My study however fixed the range of playoff experience at two years, so my formulas are valid for that period. So, to look at the important factors with regard to these two teams, plus Pythagoreans:
New York Giants: Playoff Exp 3 yrs ago, Home, SOS = 1.96, Pythagorean=49.0%
Atlanta Falcons: Playoff Exp last year, Away, SOS = 0.28, Pythagorean= 58.9%
So, if we calculate odds using Pythagoreans and the 60% HFA that playoff teams have had over the past 10 years, you get that the ATL-NYG game is even. If you instead use my strict formula, and deny the NYG any playoff experience advantage, then the New York Giants would be favored by 53%. If you grant that the NYG have playoff experience, and recalculate these odds, then the probability of the Giants winning rises to 71%, one of the highest in this round of play. This is in part due to home field, but also due to the Giants having played the hardest schedule of any playoff team.
To repudiate another notion, that the Giants and Dallas are simply two peas in a pod, that you could roll the dice and choose one over the other, look at the stats of the New York Giants, Dallas, and say, the Atlanta Falcons against teams with a record of 0.500 or more. Against 0.500 or better teams, Dallas was 1-8. It scored 172 points against those teams and gave up 246 points, for a Pythagorean of 0.282. That Pythagorean should have been good for 2.5 wins, which means the team underperformed its own Pythagorean against winning teams. While a lot of Dallas fans will point fingers at the defense (Pro Football Reference had Dallas ranked as the 27th best in pass coverage, prior to week 17), overall consistency also needs to be looked at and addressed.

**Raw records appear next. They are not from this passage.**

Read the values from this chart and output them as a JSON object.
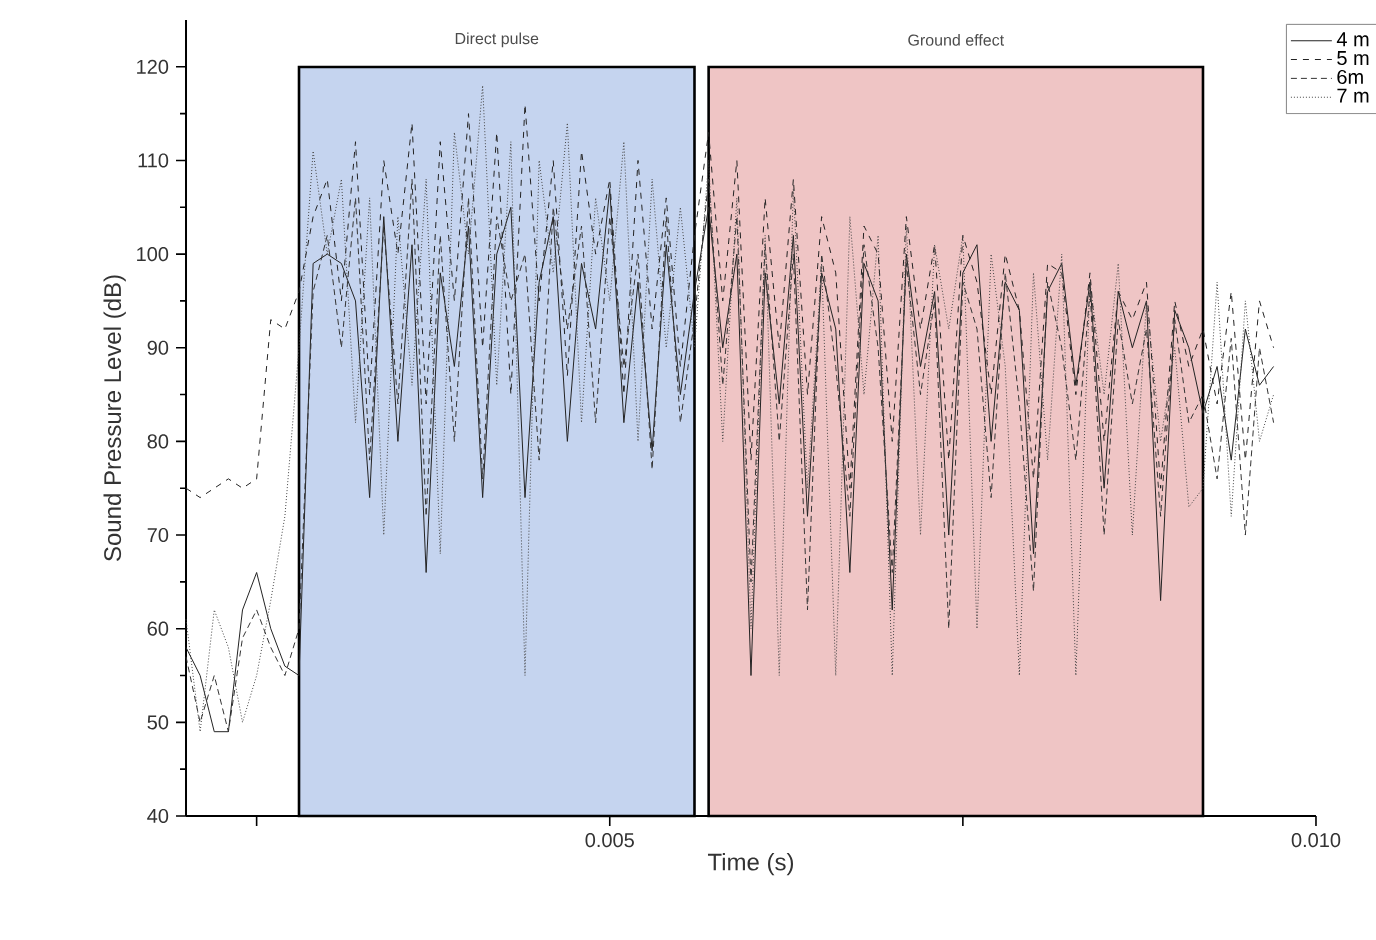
{
  "chart_data": {
    "type": "line",
    "xlabel": "Time (s)",
    "ylabel": "Sound Pressure Level (dB)",
    "xlim": [
      0.002,
      0.01
    ],
    "ylim": [
      40,
      125
    ],
    "xticks": [
      {
        "value": 0.0025,
        "label": null
      },
      0.005,
      {
        "value": 0.0075,
        "label": null
      },
      {
        "value": 0.01,
        "label": "0.010"
      }
    ],
    "yticks": [
      40,
      50,
      60,
      70,
      80,
      90,
      100,
      110,
      120
    ],
    "legend": "top right",
    "bands": [
      {
        "axis": "x",
        "from": 0.0028,
        "to": 0.0056,
        "label": "Direct pulse",
        "color": "#c5d4ef"
      },
      {
        "axis": "x",
        "from": 0.0057,
        "to": 0.0092,
        "label": "Ground effect",
        "color": "#efc5c5"
      }
    ],
    "x": [
      0.002,
      0.0021,
      0.0022,
      0.0023,
      0.0024,
      0.0025,
      0.0026,
      0.0027,
      0.0028,
      0.0029,
      0.003,
      0.0031,
      0.0032,
      0.0033,
      0.0034,
      0.0035,
      0.0036,
      0.0037,
      0.0038,
      0.0039,
      0.004,
      0.0041,
      0.0042,
      0.0043,
      0.0044,
      0.0045,
      0.0046,
      0.0047,
      0.0048,
      0.0049,
      0.005,
      0.0051,
      0.0052,
      0.0053,
      0.0054,
      0.0055,
      0.0056,
      0.0057,
      0.0058,
      0.0059,
      0.006,
      0.0061,
      0.0062,
      0.0063,
      0.0064,
      0.0065,
      0.0066,
      0.0067,
      0.0068,
      0.0069,
      0.007,
      0.0071,
      0.0072,
      0.0073,
      0.0074,
      0.0075,
      0.0076,
      0.0077,
      0.0078,
      0.0079,
      0.008,
      0.0081,
      0.0082,
      0.0083,
      0.0084,
      0.0085,
      0.0086,
      0.0087,
      0.0088,
      0.0089,
      0.009,
      0.0091,
      0.0092,
      0.0093,
      0.0094,
      0.0095,
      0.0096,
      0.0097
    ],
    "series": [
      {
        "name": "4 m",
        "color": "#222222",
        "line_style": "solid",
        "values": [
          58,
          55,
          49,
          49,
          62,
          66,
          60,
          56,
          55,
          99,
          100,
          99,
          95,
          74,
          104,
          80,
          101,
          66,
          98,
          88,
          103,
          74,
          100,
          105,
          74,
          97,
          104,
          80,
          99,
          92,
          107,
          82,
          97,
          79,
          101,
          85,
          96,
          105,
          90,
          100,
          55,
          98,
          84,
          102,
          72,
          98,
          92,
          66,
          99,
          95,
          62,
          100,
          88,
          96,
          70,
          98,
          101,
          80,
          97,
          94,
          68,
          96,
          99,
          86,
          97,
          75,
          96,
          90,
          95,
          63,
          94,
          90,
          83,
          88,
          78,
          92,
          86,
          88
        ]
      },
      {
        "name": "5 m",
        "color": "#222222",
        "line_style": "dashed",
        "values": [
          75,
          74,
          75,
          76,
          75,
          76,
          93,
          92,
          96,
          104,
          108,
          95,
          112,
          85,
          110,
          100,
          114,
          84,
          112,
          95,
          115,
          90,
          113,
          85,
          116,
          95,
          110,
          87,
          111,
          100,
          108,
          85,
          110,
          92,
          106,
          88,
          102,
          113,
          95,
          110,
          78,
          106,
          90,
          108,
          85,
          104,
          98,
          75,
          103,
          100,
          80,
          104,
          92,
          101,
          78,
          102,
          97,
          85,
          100,
          94,
          76,
          99,
          98,
          85,
          98,
          80,
          96,
          93,
          97,
          75,
          95,
          88,
          92,
          84,
          96,
          78,
          95,
          90
        ]
      },
      {
        "name": "6m",
        "color": "#333333",
        "line_style": "dashdot",
        "values": [
          57,
          50,
          55,
          49,
          59,
          62,
          58,
          55,
          60,
          96,
          102,
          90,
          106,
          78,
          103,
          84,
          108,
          72,
          102,
          80,
          106,
          76,
          104,
          95,
          100,
          78,
          105,
          92,
          103,
          82,
          104,
          88,
          100,
          77,
          104,
          82,
          93,
          108,
          86,
          104,
          65,
          101,
          80,
          100,
          62,
          100,
          88,
          72,
          101,
          90,
          66,
          99,
          85,
          95,
          60,
          97,
          92,
          74,
          98,
          84,
          64,
          97,
          90,
          78,
          96,
          70,
          93,
          84,
          92,
          72,
          93,
          82,
          85,
          76,
          91,
          70,
          90,
          82
        ]
      },
      {
        "name": "7 m",
        "color": "#444444",
        "line_style": "dotted",
        "values": [
          61,
          49,
          62,
          58,
          50,
          55,
          63,
          72,
          90,
          111,
          100,
          108,
          82,
          106,
          70,
          104,
          86,
          108,
          68,
          113,
          100,
          118,
          86,
          112,
          55,
          110,
          98,
          114,
          82,
          106,
          95,
          112,
          80,
          108,
          90,
          105,
          90,
          110,
          80,
          106,
          60,
          102,
          55,
          107,
          75,
          99,
          55,
          104,
          85,
          102,
          55,
          103,
          70,
          101,
          92,
          102,
          60,
          100,
          88,
          55,
          98,
          78,
          100,
          55,
          97,
          85,
          99,
          70,
          95,
          80,
          90,
          73,
          75,
          97,
          72,
          95,
          80,
          85
        ]
      }
    ]
  }
}
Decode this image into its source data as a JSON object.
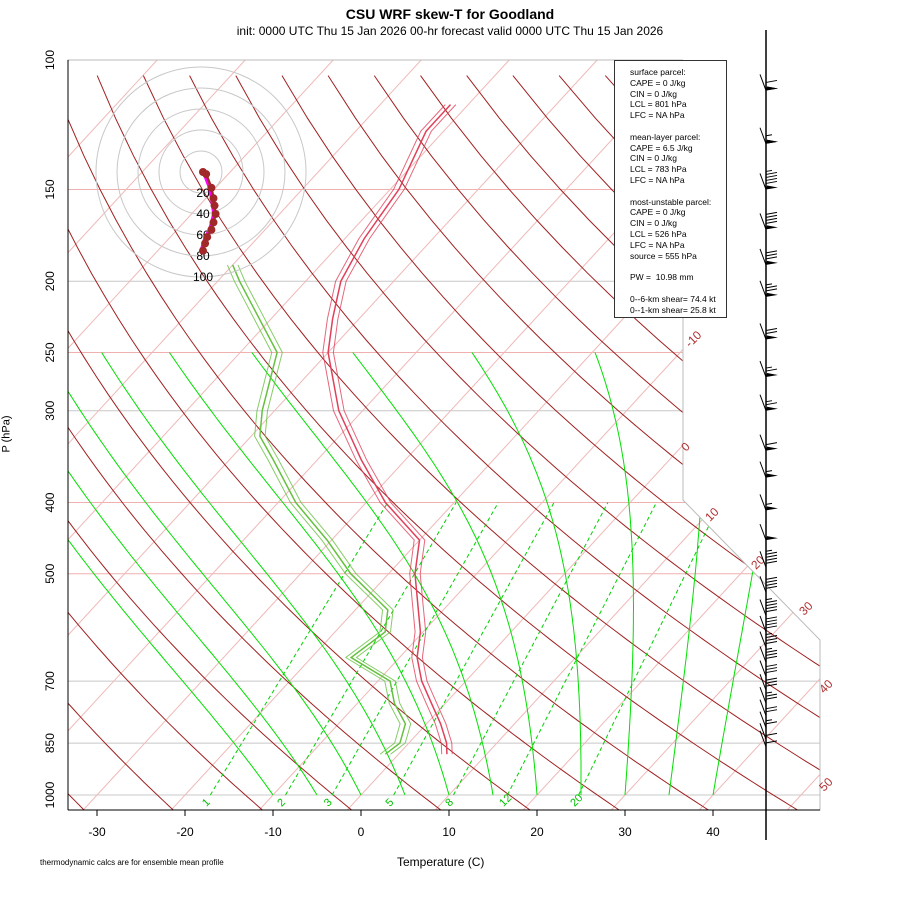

By contrast, the Giants were 6-4 against 500 or better teams, scored 270 points against 256 given up, and had a .535 Pythagorean against good teams. This is a team whose performance improves when facing good teams, and who outscored their Pythagorean against good teams.
The Falcons record against 0.500 teams or more is 3-5. They scored 156 points against these teams versus giving up 207 points. The team Pythagorean against good teams is 0.324, which totals to 2.6 victories against better teams over 8 games. They performed roughly as expected.
Update (since I don’t know where else to put it): before the NYG-DAL game, Cool Standings was projecting a 62% chance of a Dallas victory (and thus playoff prospects). That prediction only made sense if Cool Standings were ignoring home field advantage in their analysis. It’s something to think about.
January 2, 2012
I was on vacation the week of the 16th, and my job has me weighted down with electronics (being a leveraged asset comes with some debits). Thus, I didn’t take anything with me to calculate the week 16 stats. They are included below.
And of course, week 17 stats, so we can so some serious playoff discussions, largely following my logistic regressions of playoff metrics from the previous year.
To explain the columns above, Median is a median point spread, and can be used to get a feel for how good a team is without overly weighting a blowout win or blowout loss. HS is Brian Burke’s Homemade Sagarin, as implemented in Maggie Xiong’s PDL::Stats. Pred is the predicted Pythagorean expectation. The exponent for this measure is fitted to the data set itself. SOS, SRS, and MOV are the simple ranking components, analyzed via this Perl implementation. MOV is margin of victory, or point spread divided by games played. SOS is strength of schedule. SRS is the simple ranking.